It is generally regarded that the “mulk jabriya” period is what began in 1924; that we have had kings since Muawiyya until the end of the Uthmaniyyah empire.
During the reign of kings we had both good and bad, Islamic and non-Islamic laws and policies.
What makes the Mulk Jabriya particularly different from the preceding period is that the rulers today do not have real sovereignty.
Under the previous kings, of course, there was abuse of power, extreme oppression and wrongful appropriation of public assets for the enrichment of the ruling class. The greatest scholars of our Ummah were tortured, imprisoned and often killed under the “Islamic” kings. So, no, there is not a huge difference in terms of how Islamic the systems are. The difference is that prior to 1924, the Muslim rulers did enjoy a significant degree of independent sovereignty.
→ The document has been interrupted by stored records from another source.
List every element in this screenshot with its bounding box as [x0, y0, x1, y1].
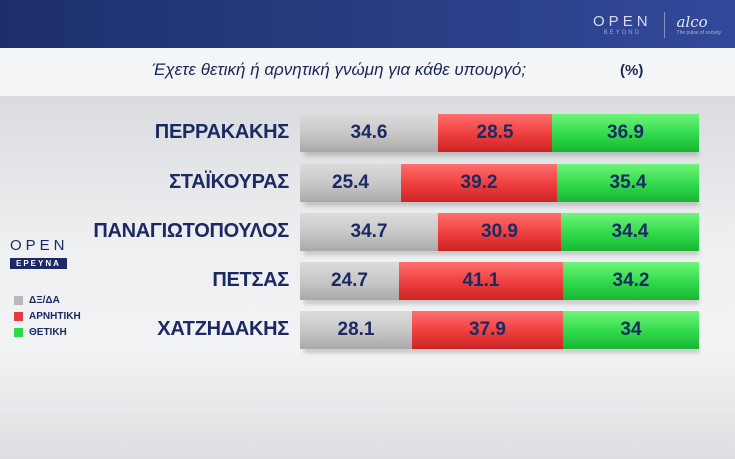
stacked-bar: 24.7 41.1 34.2	[300, 262, 699, 300]
alco-tagline: The pulse of society	[676, 29, 721, 36]
legend-swatch-dk	[14, 295, 23, 305]
title-band	[0, 48, 735, 96]
category-label: ΠΕΡΡΑΚΑΚΗΣ	[154, 121, 290, 143]
bar-shadow	[304, 347, 699, 353]
beyond-logo-word: BEYOND	[603, 29, 641, 36]
alco-logo: alco The pulse of society	[677, 14, 721, 37]
bar-shadow	[304, 298, 699, 304]
bar-segment-negative: 41.1	[399, 262, 563, 300]
chart-title: Έχετε θετική ή αρνητική γνώμη για κάθε υ…	[152, 60, 527, 79]
data-label: 34.4	[611, 221, 649, 242]
bar-segment-positive: 35.4	[557, 164, 699, 202]
data-label: 41.1	[462, 270, 500, 291]
header-bar: OPEN BEYOND alco The pulse of society	[0, 0, 735, 48]
bar-segment-positive: 34.2	[563, 262, 699, 300]
open-beyond-logo: OPEN BEYOND	[593, 14, 652, 37]
bar-shadow	[304, 150, 699, 156]
erevna-badge: ΕΡΕΥΝΑ	[10, 258, 67, 269]
header-logos: OPEN BEYOND alco The pulse of society	[593, 12, 721, 38]
data-label: 28.1	[337, 319, 375, 340]
bar-segment-dk: 34.6	[300, 114, 438, 152]
data-label: 34.2	[612, 270, 650, 291]
category-label: ΠΕΤΣΑΣ	[212, 269, 289, 291]
data-label: 37.9	[469, 319, 506, 340]
legend-item-negative: ΑΡΝΗΤΙΚΗ	[14, 308, 81, 324]
open-erevna-word: OPEN	[10, 237, 69, 254]
category-label: ΧΑΤΖΗΔΑΚΗΣ	[157, 318, 289, 340]
bar-segment-negative: 28.5	[438, 114, 552, 152]
stacked-bar: 34.7 30.9 34.4	[300, 213, 699, 251]
data-label: 34	[620, 319, 642, 340]
legend-label-positive: ΘΕΤΙΚΗ	[29, 326, 67, 338]
data-label: 39.2	[460, 172, 498, 193]
alco-logo-word: alco	[676, 12, 708, 31]
bar-segment-dk: 24.7	[300, 262, 399, 300]
legend-item-dk: ΔΞ/ΔΑ	[14, 292, 81, 308]
legend-swatch-positive	[14, 327, 23, 337]
bar-segment-negative: 37.9	[412, 311, 563, 349]
data-label: 36.9	[607, 122, 644, 143]
unit-label: (%)	[620, 62, 644, 79]
logo-divider	[663, 12, 665, 38]
legend-item-positive: ΘΕΤΙΚΗ	[14, 324, 81, 340]
data-label: 25.4	[332, 172, 369, 193]
bar-segment-dk: 25.4	[300, 164, 401, 202]
bar-segment-negative: 39.2	[401, 164, 557, 202]
data-label: 35.4	[609, 172, 647, 193]
bar-segment-positive: 34.4	[561, 213, 699, 251]
data-label: 34.6	[350, 122, 388, 143]
bar-shadow	[304, 249, 699, 255]
chart-legend: ΔΞ/ΔΑ ΑΡΝΗΤΙΚΗ ΘΕΤΙΚΗ	[14, 292, 81, 340]
legend-label-dk: ΔΞ/ΔΑ	[29, 294, 60, 306]
stacked-bar: 28.1 37.9 34	[300, 311, 699, 349]
bar-segment-dk: 28.1	[300, 311, 412, 349]
bar-shadow	[304, 200, 699, 206]
bar-segment-positive: 36.9	[552, 114, 699, 152]
open-logo-word: OPEN	[593, 12, 652, 30]
legend-label-negative: ΑΡΝΗΤΙΚΗ	[29, 310, 81, 322]
stacked-bar: 25.4 39.2 35.4	[300, 164, 699, 202]
legend-swatch-negative	[14, 311, 23, 321]
data-label: 28.5	[476, 122, 514, 143]
bar-segment-negative: 30.9	[438, 213, 561, 251]
category-label: ΠΑΝΑΓΙΩΤΟΠΟΥΛΟΣ	[93, 220, 289, 242]
category-label: ΣΤΑΪΚΟΥΡΑΣ	[169, 171, 289, 193]
data-label: 34.7	[350, 221, 388, 242]
stacked-bar: 34.6 28.5 36.9	[300, 114, 699, 152]
bar-segment-positive: 34	[563, 311, 699, 349]
data-label: 30.9	[481, 221, 518, 242]
bar-segment-dk: 34.7	[300, 213, 438, 251]
open-erevna-logo: OPEN ΕΡΕΥΝΑ	[10, 238, 69, 271]
data-label: 24.7	[331, 270, 368, 291]
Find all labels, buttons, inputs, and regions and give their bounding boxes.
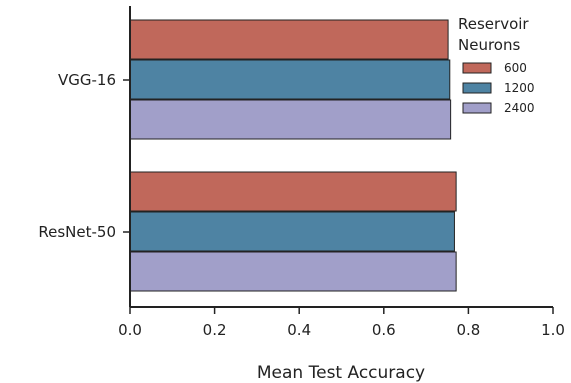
x-tick-label: 0.0 bbox=[118, 321, 142, 339]
bar-resnet-50-600 bbox=[129, 171, 457, 212]
bars-group bbox=[129, 19, 457, 292]
bar-vgg-16-1200 bbox=[129, 59, 451, 100]
legend-swatch-1200 bbox=[462, 82, 492, 94]
x-tick-label: 0.2 bbox=[203, 321, 227, 339]
x-axis-label: Mean Test Accuracy bbox=[257, 363, 425, 383]
legend-label-600: 600 bbox=[504, 61, 527, 75]
legend-swatch-600 bbox=[462, 62, 492, 74]
legend-title-line-1: Reservoir bbox=[458, 15, 529, 33]
legend-label-2400: 2400 bbox=[504, 101, 535, 115]
x-ticks-group: 0.0 0.2 0.4 0.6 0.8 1.0 bbox=[118, 307, 565, 339]
x-tick-label: 0.4 bbox=[287, 321, 311, 339]
legend-swatch-2400 bbox=[462, 102, 492, 114]
bar-resnet-50-2400 bbox=[129, 251, 457, 292]
y-tick-label: VGG-16 bbox=[58, 71, 116, 89]
y-tick-label: ResNet-50 bbox=[38, 223, 116, 241]
legend: Reservoir Neurons 600 1200 2400 bbox=[458, 15, 535, 115]
x-tick-label: 0.8 bbox=[456, 321, 480, 339]
bar-vgg-16-2400 bbox=[129, 99, 452, 140]
bar-resnet-50-1200 bbox=[129, 211, 455, 252]
legend-items: 600 1200 2400 bbox=[462, 61, 535, 115]
bar-vgg-16-600 bbox=[129, 19, 449, 60]
x-tick-label: 0.6 bbox=[372, 321, 396, 339]
legend-label-1200: 1200 bbox=[504, 81, 535, 95]
x-tick-label: 1.0 bbox=[541, 321, 565, 339]
legend-title-line-2: Neurons bbox=[458, 36, 520, 54]
y-ticks-group: VGG-16 ResNet-50 bbox=[38, 71, 130, 241]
If one decides that the subordinate nature of the rulers today makes them Kuffar, I think that is a dangerous opinion, but it is also strategically irrelevant. If you acknowledge that the rulers today are subordinate, as is proven anyway by both the hadith and by the practical reality we see, then it does not make tactical sense to confront them instead of confronting their masters.
Similarly, it does not make sense to confront the external powers by establishing a new state and a new totalitarian regime which will inevitably fall under the same category of “mulk jabriya” as the regimes we already have..
Rather, what is needed is popular struggle against the external forces of control, to try to create conditions conducive to achieving real independence and sovereignty.